Jack looked concerned. “You’re not going to like this,” he said.
“What else is new?” I said. “Try me.”
“Well, you were right about my having better entree to these physicists than you. I did a lot of checking,” Jack said. “There were six people working actively in conjunction with Ian on this project. A few more, of course, if you take into account the usual complement of graduate student assistants. But outside of that, the project was sealed up pretty tightly—not by the government or any agency, but by the researchers themselves. Sometimes they do that when the research gets really flaky—like they don’t want anyone to know what they’re really doing until they’re sure they have a reliable effect. You wouldn’t believe some of the wild things people have been getting into in the past few years—especially the physicists—now that they have the Internet to yammer at each other.”
“I’m tired, Jack. Please get to the point.”
“Well, four of the seven—that includes Ian Goldring—are now dead. One had a heart attack—the day after his doctor told him his cholesterol was in the bottom 10 percent. I guess that’s not so strange. Another fell off his roof—he was cleaning out his gutters—and severed his carotid artery on a sharp piece of flagstone that was sticking up on his walk. He bled to death before anyone found him. Another was struck by a car—DOA. And then there’s Ian. I could write a story on this even without your conjecture—”
“Please don’t,” I said.
“It’s a weird situation, all right. Four out of seven dying like that—and also Goldring’s wife.”
“How are the spouses of the other fatalities?” I asked.
“All OK,” Jack said. “But none are physicists. None knew anything at all about their husbands’ work—all of the dead were men. Lauren Goldring is the only one who had any idea what her husband was up to.”
“She wasn’t sure,” I said. “But I think she figured it out just before she died.”
“Maybe they all picked up some virus at a conference they attended—something which threw off their sense of balance, caused their heart rate to speed up,” Sam Abrahmson, Jack’s editor, strolled by and jumped in. Clearly he’d been listening on the periphery of our conversation. “That could explain the two accidents and the heart attack,” he added. “Maybe even the sedative death.”
“But not the drive-by shooting of Goldring,” I said.
“No,” Abrahmson admitted. “But it could be an interesting story anyway. Think about it,” he said to Jack and strolled away.
I looked at Jack. “Please, I’m begging you. If I’m right—”
“It’s likely something completely different,” Jack said. “Some completely different hidden variable.”
Hidden variables. I’d been reading about them all night. “What about the other three? Have you been able to get in touch with them?” I asked.
“Nope,” Jack said. “Hays and Strauss refused to talk to me about it. Both had their secretaries tell me they were aware of some of the deaths, had decided not to do any more work on the local wormhole project, had no plans to publish what they’d already done, didn’t want to talk to me about it or hear from me again. Each claimed to be involved now in something completely different.”
“Does that sound to you like the usual behavior of research scientists?” I asked.
“No,” Jack said. “The ones I know eat up publicity, and they’d hang on to a project like this for decades, like a dog worrying a bone.”
I nodded. “And the third physicist?”
“Fenwick?

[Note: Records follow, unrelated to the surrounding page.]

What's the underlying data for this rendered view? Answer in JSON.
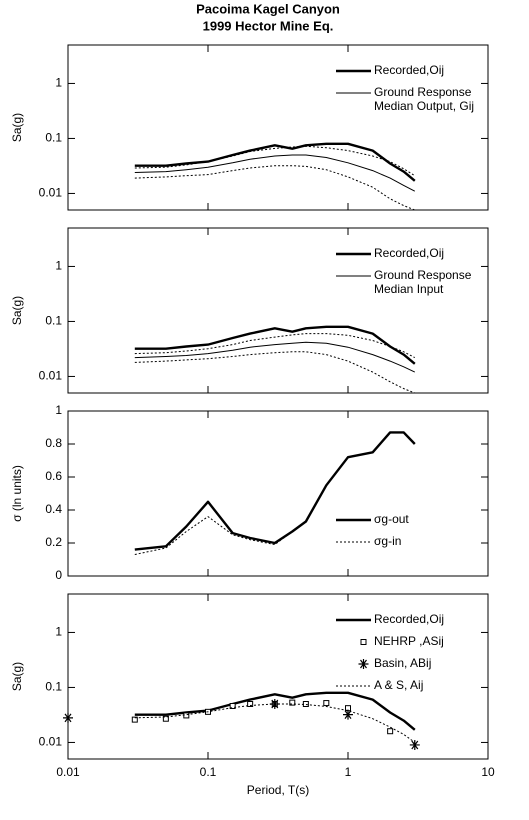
{
  "title": [
    "Pacoima Kagel Canyon",
    "1999 Hector Mine Eq."
  ],
  "chart_data": [
    {
      "type": "line",
      "ylabel": "Sa(g)",
      "xscale": "log",
      "yscale": "log",
      "xlim": [
        0.01,
        10
      ],
      "xticks": [
        0.01,
        0.1,
        1,
        10
      ],
      "show_xticklabels": false,
      "ylim": [
        0.005,
        5
      ],
      "yticks": [
        0.01,
        0.1,
        1
      ],
      "legend": "upper right",
      "x": [
        0.03,
        0.05,
        0.07,
        0.1,
        0.15,
        0.2,
        0.3,
        0.4,
        0.5,
        0.7,
        1,
        1.5,
        2,
        2.5,
        3
      ],
      "series": [
        {
          "name": [
            "Recorded,Oij"
          ],
          "color": "#000000",
          "style": "solid",
          "width": 2.4,
          "values": [
            0.032,
            0.032,
            0.035,
            0.038,
            0.05,
            0.06,
            0.075,
            0.065,
            0.075,
            0.08,
            0.08,
            0.06,
            0.035,
            0.025,
            0.017
          ]
        },
        {
          "name": [
            "Ground Response",
            "Median Output, Gij"
          ],
          "color": "#000000",
          "style": "solid",
          "width": 1,
          "values": [
            0.024,
            0.025,
            0.027,
            0.03,
            0.036,
            0.042,
            0.048,
            0.05,
            0.05,
            0.045,
            0.036,
            0.026,
            0.019,
            0.014,
            0.011
          ]
        },
        {
          "color": "#000000",
          "style": "dotted",
          "width": 1,
          "values": [
            0.029,
            0.03,
            0.033,
            0.038,
            0.048,
            0.058,
            0.066,
            0.07,
            0.072,
            0.068,
            0.06,
            0.048,
            0.038,
            0.028,
            0.021
          ]
        },
        {
          "color": "#000000",
          "style": "dotted",
          "width": 1,
          "values": [
            0.019,
            0.02,
            0.021,
            0.022,
            0.026,
            0.029,
            0.032,
            0.032,
            0.031,
            0.027,
            0.02,
            0.013,
            0.008,
            0.006,
            0.005
          ]
        }
      ]
    },
    {
      "type": "line",
      "ylabel": "Sa(g)",
      "xscale": "log",
      "yscale": "log",
      "xlim": [
        0.01,
        10
      ],
      "xticks": [
        0.01,
        0.1,
        1,
        10
      ],
      "show_xticklabels": false,
      "ylim": [
        0.005,
        5
      ],
      "yticks": [
        0.01,
        0.1,
        1
      ],
      "legend": "upper right",
      "x": [
        0.03,
        0.05,
        0.07,
        0.1,
        0.15,
        0.2,
        0.3,
        0.4,
        0.5,
        0.7,
        1,
        1.5,
        2,
        2.5,
        3
      ],
      "series": [
        {
          "name": [
            "Recorded,Oij"
          ],
          "color": "#000000",
          "style": "solid",
          "width": 2.4,
          "values": [
            0.032,
            0.032,
            0.035,
            0.038,
            0.05,
            0.06,
            0.075,
            0.065,
            0.075,
            0.08,
            0.08,
            0.06,
            0.035,
            0.025,
            0.017
          ]
        },
        {
          "name": [
            "Ground Response",
            "Median Input"
          ],
          "color": "#000000",
          "style": "solid",
          "width": 1,
          "values": [
            0.022,
            0.023,
            0.024,
            0.026,
            0.03,
            0.034,
            0.038,
            0.04,
            0.042,
            0.04,
            0.034,
            0.025,
            0.019,
            0.015,
            0.012
          ]
        },
        {
          "color": "#000000",
          "style": "dotted",
          "width": 1,
          "values": [
            0.026,
            0.027,
            0.029,
            0.032,
            0.038,
            0.045,
            0.052,
            0.057,
            0.06,
            0.06,
            0.056,
            0.045,
            0.035,
            0.028,
            0.022
          ]
        },
        {
          "color": "#000000",
          "style": "dotted",
          "width": 1,
          "values": [
            0.018,
            0.019,
            0.02,
            0.021,
            0.023,
            0.025,
            0.027,
            0.028,
            0.028,
            0.025,
            0.019,
            0.012,
            0.008,
            0.006,
            0.005
          ]
        }
      ]
    },
    {
      "type": "line",
      "ylabel": "σ (ln units)",
      "xscale": "log",
      "yscale": "linear",
      "xlim": [
        0.01,
        10
      ],
      "xticks": [
        0.01,
        0.1,
        1,
        10
      ],
      "show_xticklabels": false,
      "ylim": [
        0,
        1
      ],
      "yticks": [
        0,
        0.2,
        0.4,
        0.6,
        0.8,
        1
      ],
      "legend": "lower right",
      "x": [
        0.03,
        0.05,
        0.07,
        0.1,
        0.15,
        0.2,
        0.3,
        0.4,
        0.5,
        0.7,
        1,
        1.5,
        2,
        2.5,
        3
      ],
      "series": [
        {
          "name": [
            "σg-out"
          ],
          "color": "#000000",
          "style": "solid",
          "width": 2.4,
          "values": [
            0.16,
            0.18,
            0.3,
            0.45,
            0.26,
            0.23,
            0.2,
            0.27,
            0.33,
            0.55,
            0.72,
            0.75,
            0.87,
            0.87,
            0.8
          ]
        },
        {
          "name": [
            "σg-in"
          ],
          "color": "#000000",
          "style": "dotted",
          "width": 1,
          "values": [
            0.13,
            0.17,
            0.27,
            0.36,
            0.25,
            0.22,
            0.19,
            0.27,
            0.33,
            0.55,
            0.72,
            0.75,
            0.87,
            0.87,
            0.8
          ]
        }
      ]
    },
    {
      "type": "line",
      "ylabel": "Sa(g)",
      "xlabel": "Period, T(s)",
      "xscale": "log",
      "yscale": "log",
      "xlim": [
        0.01,
        10
      ],
      "xticks": [
        0.01,
        0.1,
        1,
        10
      ],
      "show_xticklabels": true,
      "ylim": [
        0.005,
        5
      ],
      "yticks": [
        0.01,
        0.1,
        1
      ],
      "legend": "upper right",
      "x": [
        0.03,
        0.05,
        0.07,
        0.1,
        0.15,
        0.2,
        0.3,
        0.4,
        0.5,
        0.7,
        1,
        1.5,
        2,
        2.5,
        3
      ],
      "series": [
        {
          "name": [
            "Recorded,Oij"
          ],
          "color": "#000000",
          "style": "solid",
          "width": 2.4,
          "values": [
            0.032,
            0.032,
            0.035,
            0.038,
            0.05,
            0.06,
            0.075,
            0.065,
            0.075,
            0.08,
            0.08,
            0.06,
            0.035,
            0.025,
            0.017
          ]
        },
        {
          "name": [
            "NEHRP ,ASij"
          ],
          "color": "#000000",
          "style": "marker",
          "marker": "square",
          "x": [
            0.03,
            0.05,
            0.07,
            0.1,
            0.15,
            0.2,
            0.3,
            0.4,
            0.5,
            0.7,
            1,
            2
          ],
          "values": [
            0.026,
            0.027,
            0.031,
            0.036,
            0.046,
            0.05,
            0.05,
            0.053,
            0.05,
            0.052,
            0.042,
            0.016
          ]
        },
        {
          "name": [
            "Basin, ABij"
          ],
          "color": "#000000",
          "style": "marker",
          "marker": "star",
          "x": [
            0.01,
            0.3,
            1,
            3
          ],
          "values": [
            0.028,
            0.05,
            0.032,
            0.009
          ]
        },
        {
          "name": [
            "A & S, Aij"
          ],
          "color": "#000000",
          "style": "dotted",
          "width": 1,
          "values": [
            0.028,
            0.029,
            0.032,
            0.036,
            0.043,
            0.047,
            0.05,
            0.05,
            0.049,
            0.045,
            0.038,
            0.027,
            0.019,
            0.014,
            0.01
          ]
        }
      ]
    }
  ]
}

She’s in a small plane somewhere in the outback of Australia. I couldn’t reach her at all.”
“Call me immediately if you hear the plane crashes,” I said. I really meant “when” not “if,” but I didn’t want Jack to think I was even more far gone than I was. “Please try to hold off on any story for now,” I said and made to leave.
“I’ll do what I can,” Jack said. “Try to get some rest. I think there’s something going on here all right, but not what you think.”
The drive back to Westchester was harrowing. Two cars nearly side-swiped me, and one big-ass truck stopped so suddenly in front of me that I had all I could do to swerve out of crashing into it and becoming an instant Long Island Expressway pancake.